GoPro Engages Houlihan Lokey for Strategic Review Amid Revenue Decline

GoPro Engages Houlihan Lokey for Strategic Review Amid Revenue Decline
GoPro has retained investment bank Houlihan Lokey to pursue strategic alternatives, according to a company disclosure published May 13. The board authorized a formal review of strategic options including a potential sale or merger, marking a significant inflection point for the action camera pioneer as it grapples with declining retail revenue and mounting losses.
The strategic review comes as GoPro reported a challenging first quarter 2026, posting a GAAP net loss of $81 million or $0.50 per share. Total revenue declined sharply, with retail channel revenue falling 35% year-over-year to $61 million while direct-to-consumer sales through GoPro.com dropped 6% to $38 million.
Pivot to Professional Markets
The timing aligns with GoPro's broader strategic pivot beyond consumer action cameras. The company launched its MISSION 1 Series cameras as its first step into professional imaging, targeting enterprise and institutional buyers where margins and purchase volumes can support higher-priced products.
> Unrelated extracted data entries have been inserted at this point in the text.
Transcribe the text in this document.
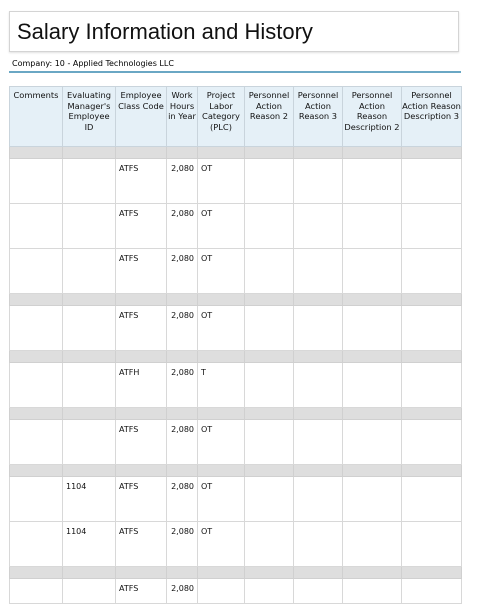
Salary Information and History
Company: 10 - Applied Technologies LLC
Comments	Evaluating Manager's Employee ID	Employee Class Code	Work Hours in Year	Project Labor Category (PLC)	Personnel Action Reason 2	Personnel Action Reason 3	Personnel Action Reason Description 2	Personnel Action Reason Description 3

		ATFS	2,080	OT				
		ATFS	2,080	OT				
		ATFS	2,080	OT				

		ATFS	2,080	OT				

		ATFH	2,080	T				

		ATFS	2,080	OT				

	1104	ATFS	2,080	OT				
	1104	ATFS	2,080	OT				

		ATFS	2,080					
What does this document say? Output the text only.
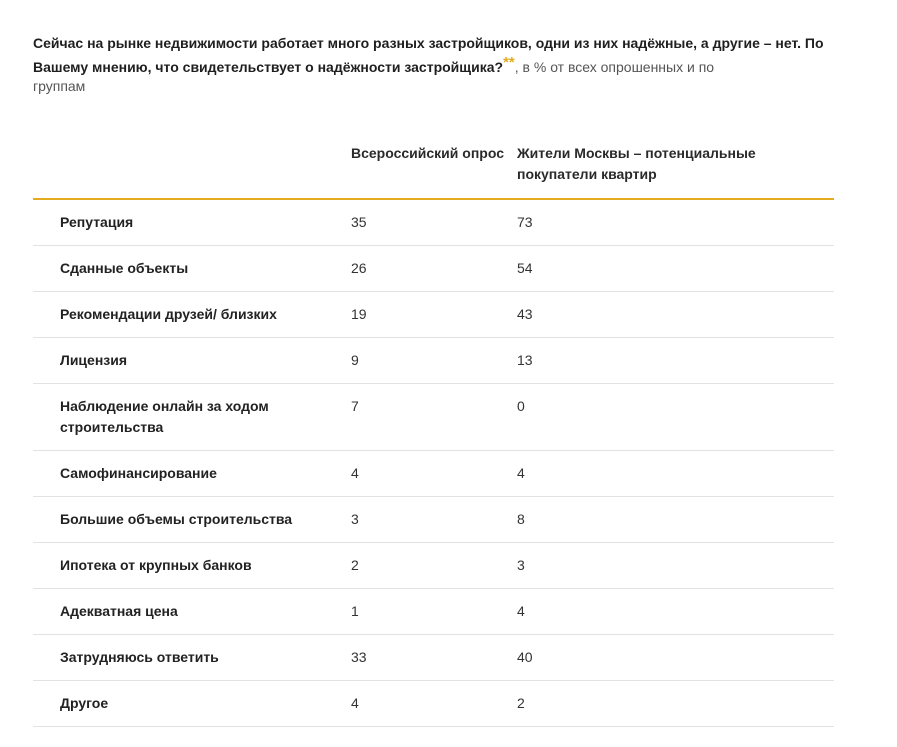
Сейчас на рынке недвижимости работает много разных застройщиков, одни из них надёжные, а другие – нет. По Вашему мнению, что свидетельствует о надёжности застройщика?**, в % от всех опрошенных и по

группам
	Всероссийский опрос	Жители Москвы – потенциальные покупатели квартир
Репутация	35	73
Сданные объекты	26	54
Рекомендации друзей/ близких	19	43
Лицензия	9	13
Наблюдение онлайн за ходом строительства	7	0
Самофинансирование	4	4
Большие объемы строительства	3	8
Ипотека от крупных банков	2	3
Адекватная цена	1	4
Затрудняюсь ответить	33	40
Другое	4	2
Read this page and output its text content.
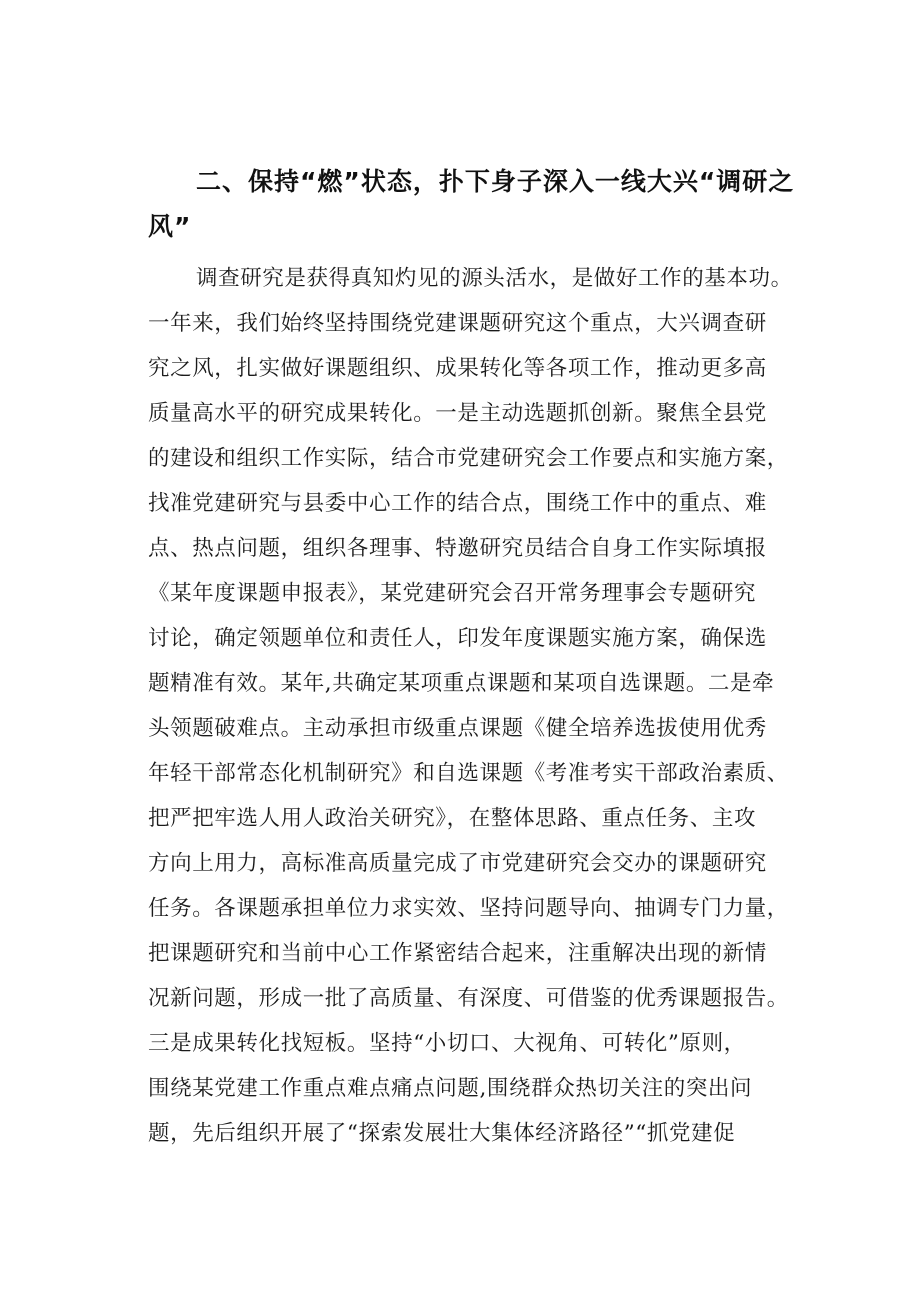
二、保持“燃”状态，扑下身子深入一线大兴“调研之
风”
调查研究是获得真知灼见的源头活水，是做好工作的基本功。
一年来，我们始终坚持围绕党建课题研究这个重点，大兴调查研
究之风，扎实做好课题组织、成果转化等各项工作，推动更多高
质量高水平的研究成果转化。一是主动选题抓创新。聚焦全县党
的建设和组织工作实际，结合市党建研究会工作要点和实施方案，
找准党建研究与县委中心工作的结合点，围绕工作中的重点、难
点、热点问题，组织各理事、特邀研究员结合自身工作实际填报
《某年度课题申报表》，某党建研究会召开常务理事会专题研究
讨论，确定领题单位和责任人，印发年度课题实施方案，确保选
题精准有效。某年,共确定某项重点课题和某项自选课题。二是牵
头领题破难点。主动承担市级重点课题《健全培养选拔使用优秀
年轻干部常态化机制研究》和自选课题《考准考实干部政治素质、
把严把牢选人用人政治关研究》，在整体思路、重点任务、主攻
方向上用力，高标准高质量完成了市党建研究会交办的课题研究
任务。各课题承担单位力求实效、坚持问题导向、抽调专门力量，
把课题研究和当前中心工作紧密结合起来，注重解决出现的新情
况新问题，形成一批了高质量、有深度、可借鉴的优秀课题报告。
三是成果转化找短板。坚持“小切口、大视角、可转化”原则，
围绕某党建工作重点难点痛点问题,围绕群众热切关注的突出问
题，先后组织开展了“探索发展壮大集体经济路径”“抓党建促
CEO Nicholas Woodman outlined defense and aerospace opportunities during the Q1 2026 earnings discussion, signaling the company's intent to leverage its imaging expertise in regulated sectors that typically offer longer product lifecycles and more predictable revenue streams than consumer electronics.
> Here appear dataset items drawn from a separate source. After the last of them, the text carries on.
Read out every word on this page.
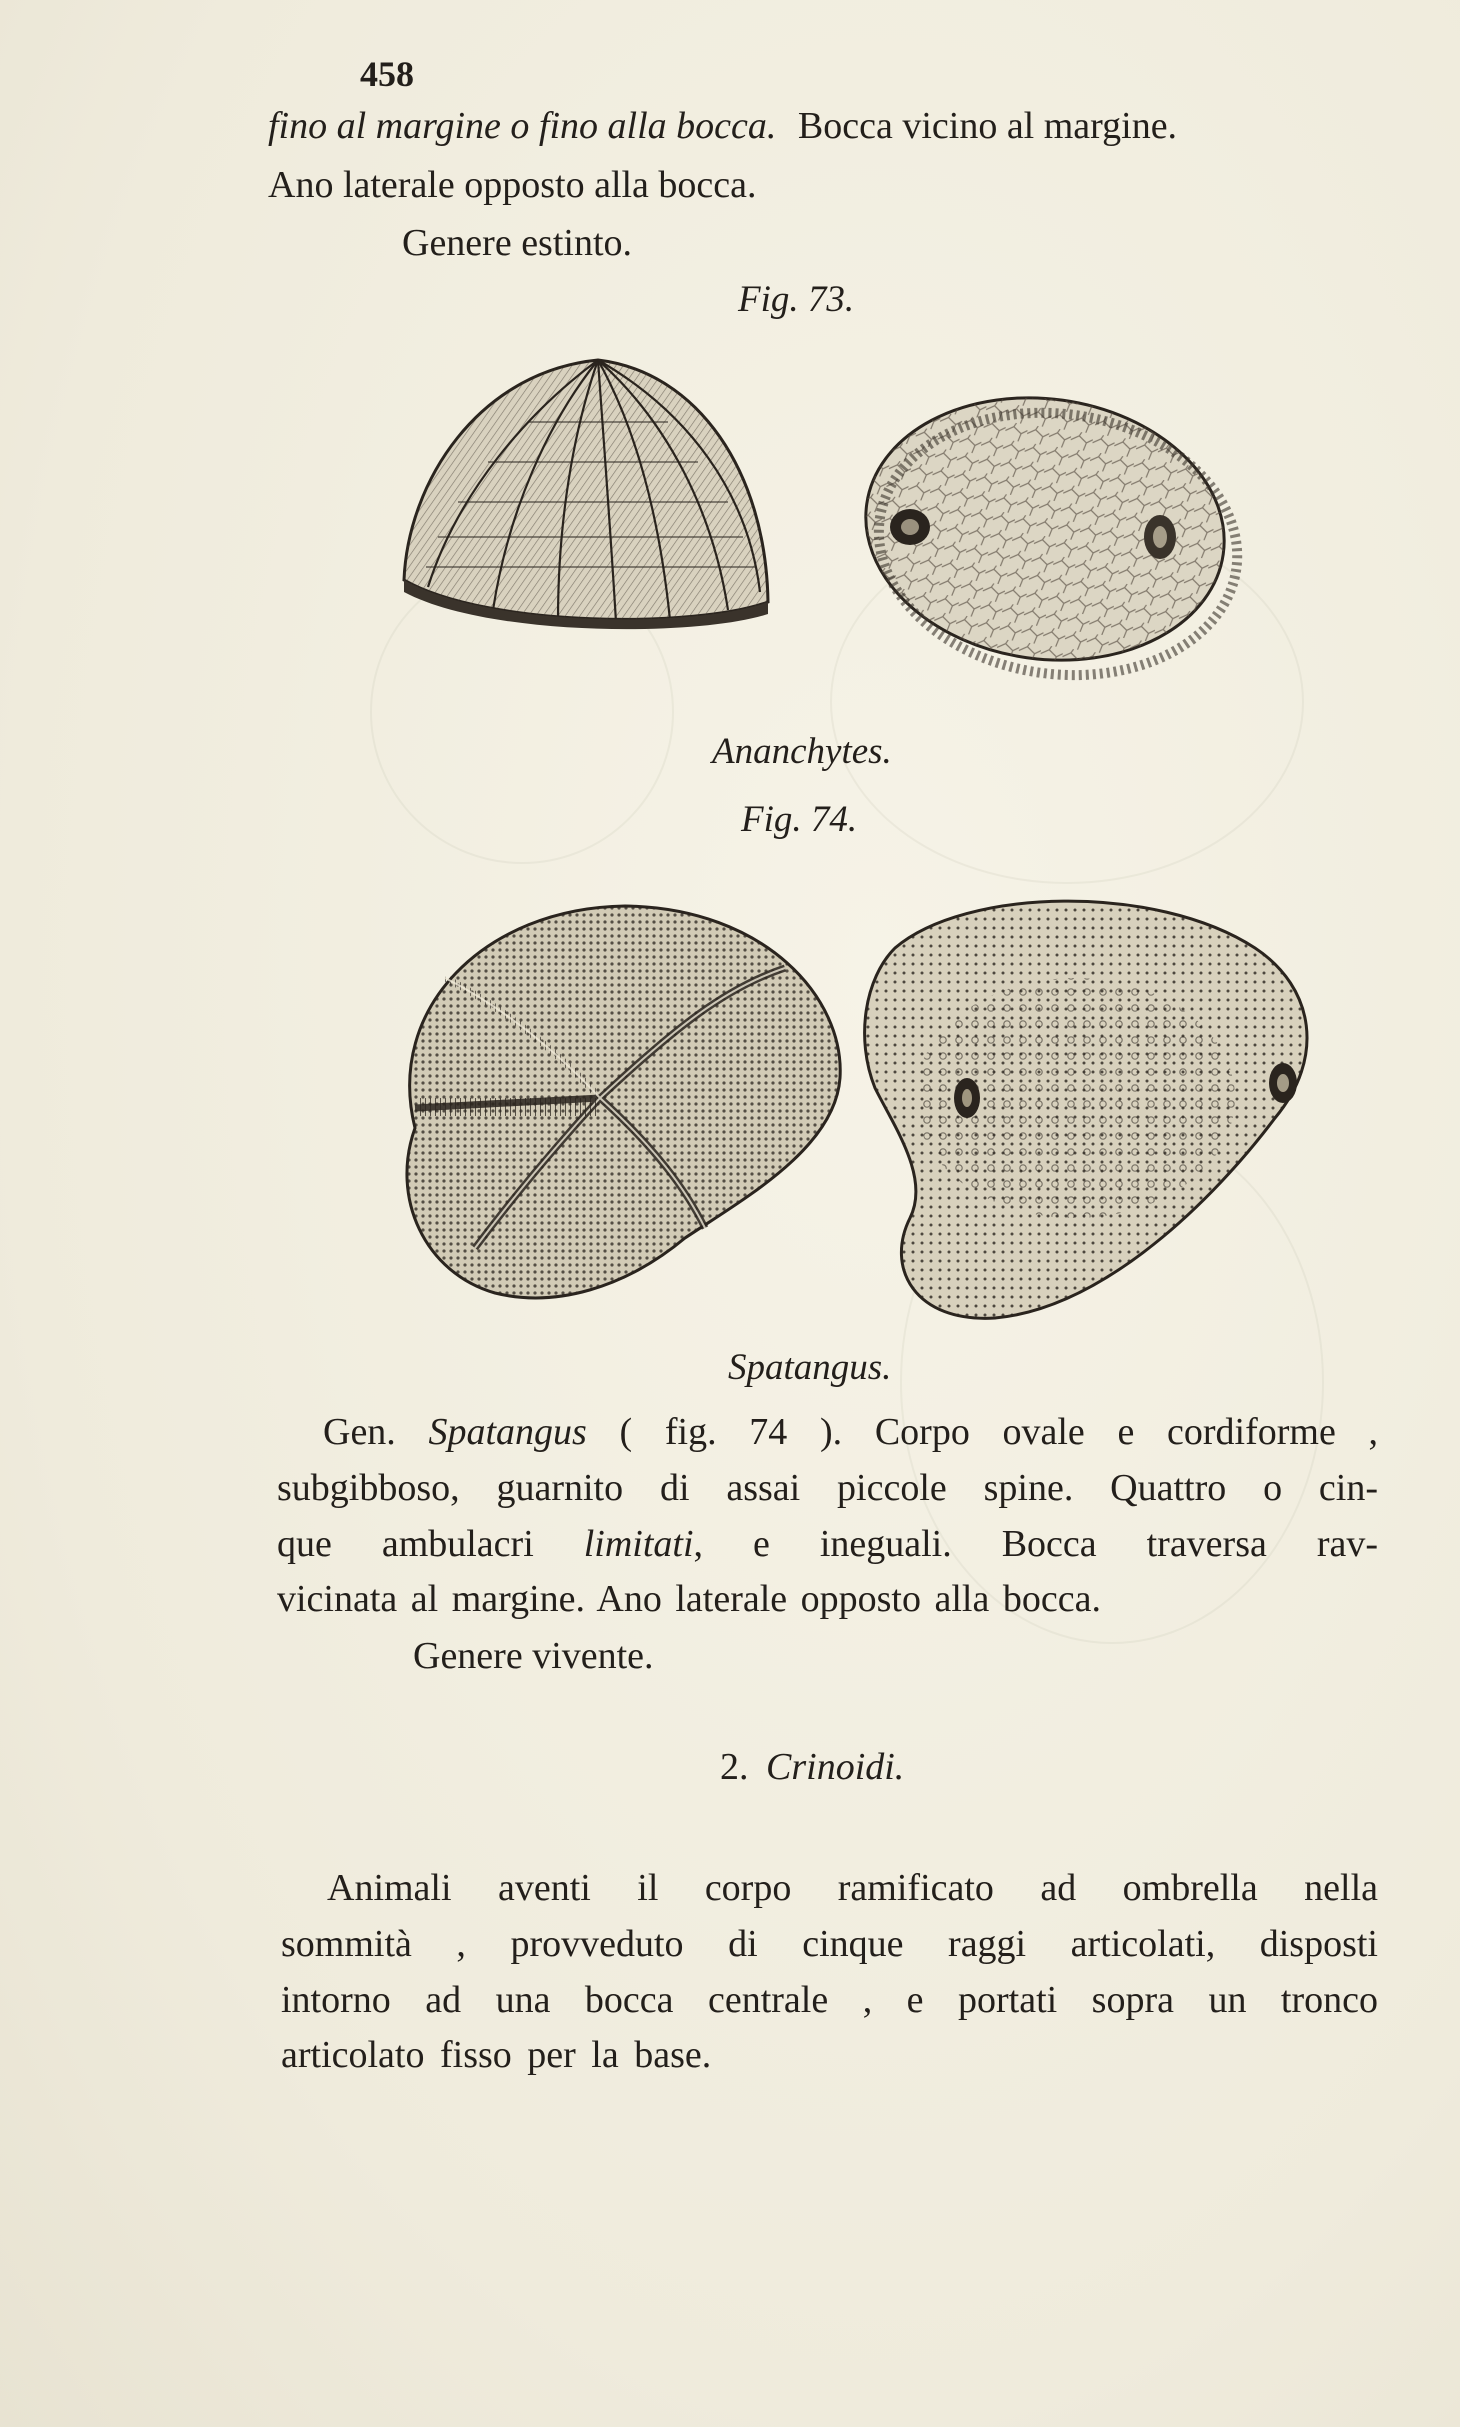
458
fino al margine o fino alla bocca. Bocca vicino al margine.
Ano laterale opposto alla bocca.
Genere estinto.
Fig. 73.
Ananchytes.
Fig. 74.
Spatangus.
Gen. Spatangus ( fig. 74 ). Corpo ovale e cordiforme ,
subgibboso, guarnito di assai piccole spine. Quattro o cin-
que ambulacri limitati, e ineguali. Bocca traversa rav-
vicinata al margine. Ano laterale opposto alla bocca.
Genere vivente.
2. Crinoidi.
Animali aventi il corpo ramificato ad ombrella nella
sommità , provveduto di cinque raggi articolati, disposti
intorno ad una bocca centrale , e portati sopra un tronco
articolato fisso per la base.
This diversification effort reflects lessons learned from GoPro's consumer-focused trajectory. The company rode the initial action camera wave through rapid growth in the 2010s but found itself increasingly squeezed by smartphone camera improvements and market saturation. Professional markets offer different competitive dynamics, where specialized features and ruggedization command premium pricing.
Market Position and Challenges
The retail revenue decline underscores the structural headwinds facing GoPro's core business. Consumer action camera adoption has plateaued as smartphone cameras have absorbed many casual use cases, while dedicated enthusiasts represent a finite addressable market. The 35% year-over-year drop in retail sales suggests this pressure is accelerating rather than stabilizing.
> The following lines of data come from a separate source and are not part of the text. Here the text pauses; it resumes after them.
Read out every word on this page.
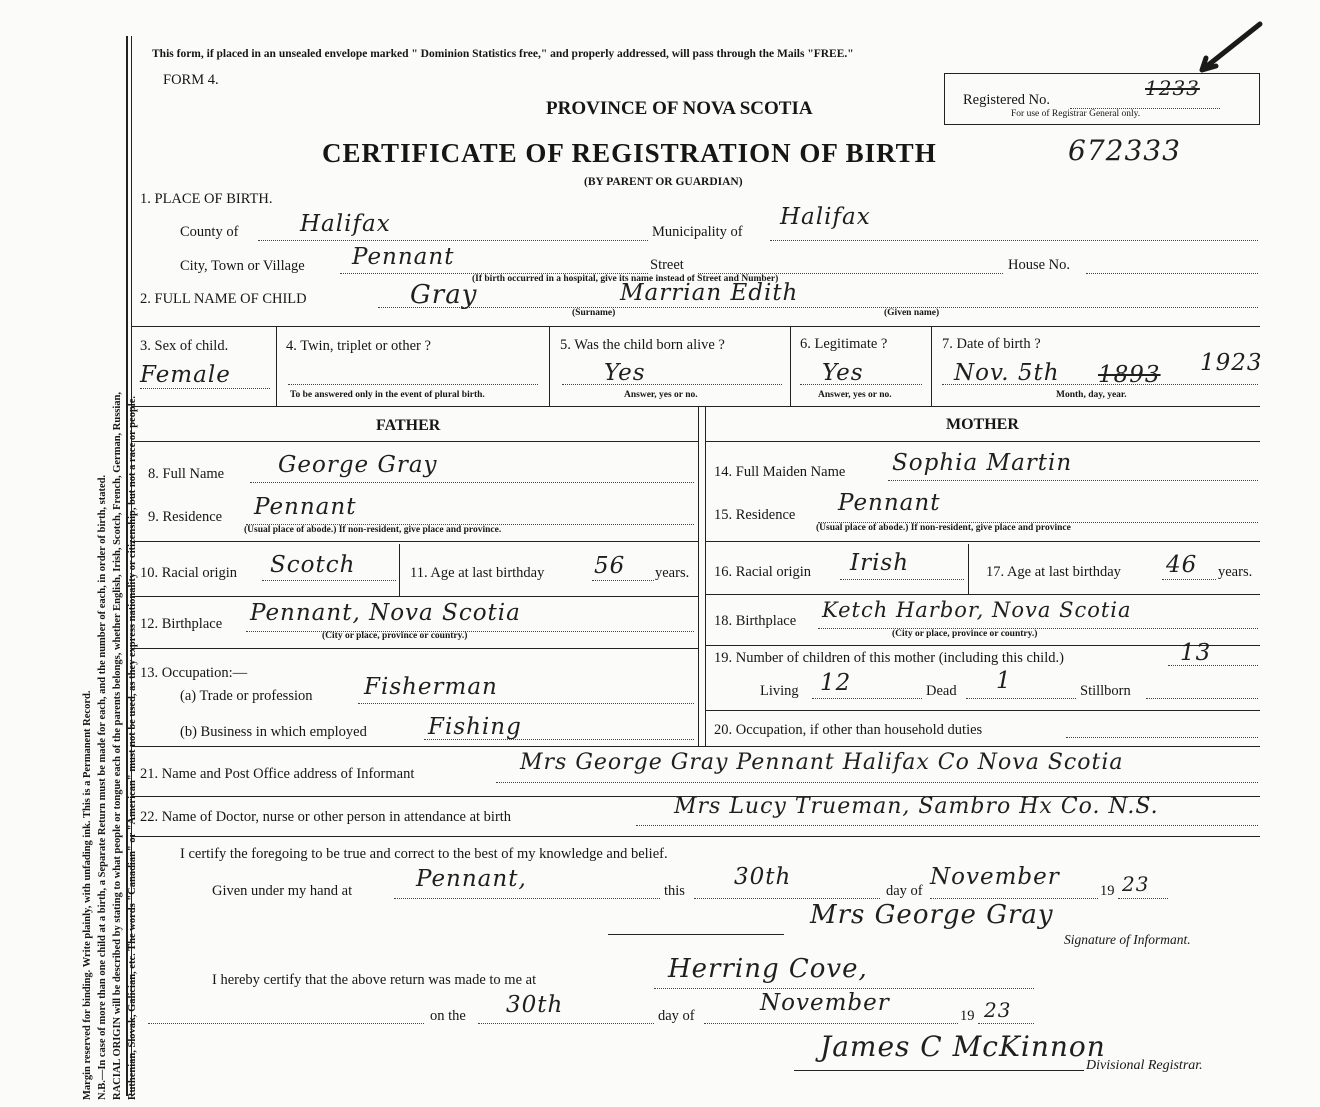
Margin reserved for binding. Write plainly, with unfading ink. This is a Permanent Record. N.B.—In case of more than one child at a birth, a Separate Return must be made for each, and the number of each, in order of birth, stated. RACIAL ORIGIN will be described by stating to what people or tongue each of the parents belongs, whether English, Irish, Scotch, French, German, Russian, Ruthenian, Slovak, Galician, etc. The words "Canadian" or "American" must not be used, as they express nationality or citizenship, but not a race or people.

This form, if placed in an unsealed envelope marked " Dominion Statistics free," and properly addressed, will pass through the Mails "FREE."
FORM 4.
PROVINCE OF NOVA SCOTIA
CERTIFICATE OF REGISTRATION OF BIRTH	672333
(BY PARENT OR GUARDIAN)
Registered No.	1233
For use of Registrar General only.
1. PLACE OF BIRTH.
County of	Halifax	Municipality of
Halifax
City, Town or Village Pennant	Street	House No.
(If birth occurred in a hospital, give its name instead of Street and Number)
2. FULL NAME OF CHILD	Gray	Marrian Edith
(Surname)	(Given name)
3. Sex of child.
Female
4. Twin, triplet or other ?
To be answered only in the event of plural birth.
5. Was the child born alive ?
Yes
Answer, yes or no.
6. Legitimate ?
Yes
Answer, yes or no.
7. Date of birth ?
Nov. 5th 1893 1923
Month, day, year.
FATHER	MOTHER
8. Full Name George Gray
9. Residence Pennant
(Usual place of abode.) If non-resident, give place and province.
10. Racial origin Scotch	11. Age at last birthday 56 years.
12. Birthplace Pennant, Nova Scotia
(City or place, province or country.)
13. Occupation:—
(a) Trade or profession Fisherman
(b) Business in which employed	Fishing
14. Full Maiden Name Sophia Martin
15. Residence Pennant
(Usual place of abode.) If non-resident, give place and province
16. Racial origin Irish	17. Age at last birthday 46 years.
18. Birthplace Ketch Harbor, Nova Scotia
(City or place, province or country.)
19. Number of children of this mother (including this child.)	13
Living 12	Dead 1	Stillborn
20. Occupation, if other than household duties
21. Name and Post Office address of Informant	Mrs George Gray Pennant Halifax Co Nova Scotia
22. Name of Doctor, nurse or other person in attendance at birth	Mrs Lucy Trueman, Sambro Hx Co. N.S.
I certify the foregoing to be true and correct to the best of my knowledge and belief.
Given under my hand at	Pennant,	this
30th
day of
November
19 23
Mrs George Gray
Signature of Informant.
I hereby certify that the above return was made to me at	Herring Cove,
on the 30th	day of	November	19 23
James C McKinnon
Divisional Registrar.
The relative resilience of direct sales—down only 6% compared to retail's 35% decline—indicates that GoPro maintains stronger positioning with committed users who seek out the brand specifically. However, direct sales represented just $38 million against $61 million in retail, meaning the company cannot offset wholesale declines through its owned channel alone.
Looking at these numbers in context, we have seen this pattern before when hardware companies hit maturation in their core markets. Palm faced similar dynamics in the late 2000s as smartphones eroded PDA demand, ultimately leading to its acquisition by HP. The difference here is that GoPro recognized the inflection point and is proactively exploring alternatives rather than attempting to ride out the cycle.
Strategic Options and Timing
Houlihan Lokey brings deep experience in technology M&A, having advised on transactions across consumer electronics, enterprise software, and emerging technology sectors. Their engagement suggests GoPro is conducting a comprehensive review rather than pursuing a predetermined outcome.
Potential acquirers could include larger consumer electronics companies seeking to expand imaging portfolios, or enterprise technology firms looking to add specialized hardware capabilities. The defense and aerospace positioning creates additional possibilities among contractors serving those sectors.
The timing of this review reflects both immediate financial pressures and longer-term strategic considerations. While the Q1 losses are substantial, GoPro maintains operational capabilities and brand recognition that could prove valuable to the right acquirer. Waiting longer might erode these assets as competition intensifies and market conditions potentially worsen.
Industry Context
The broader action camera market has consolidated significantly from its peak expansion period. Chinese manufacturers have captured much of the price-sensitive segment, while smartphone integration has reduced casual demand. This leaves a narrower band of professional and enthusiast users who require dedicated hardware.
GoPro's challenge is that this remaining market may not support the revenue scale needed for public company operations and growth expectations. The professional pivot attempts to expand addressable markets, but defense and aerospace sales cycles are typically measured in quarters or years rather than the impulse purchases that drove consumer growth.
The strategic review acknowledges these realities while GoPro still holds negotiating leverage through its brand strength, distribution relationships, and engineering capabilities. Whether as an independent company or as part of a larger organization, these assets remain valuable—the question is finding the right structure to maximize their potential.
For investors and industry observers, GoPro's situation illustrates the broader challenges facing hardware companies in mature consumer categories. Success requires either achieving massive scale economies, defending premium positioning through continuous innovation, or finding adjacent markets with different competitive dynamics.
The outcome of this strategic review will signal which path proves most viable for specialized hardware companies navigating similar transitions in an increasingly consolidated technology landscape.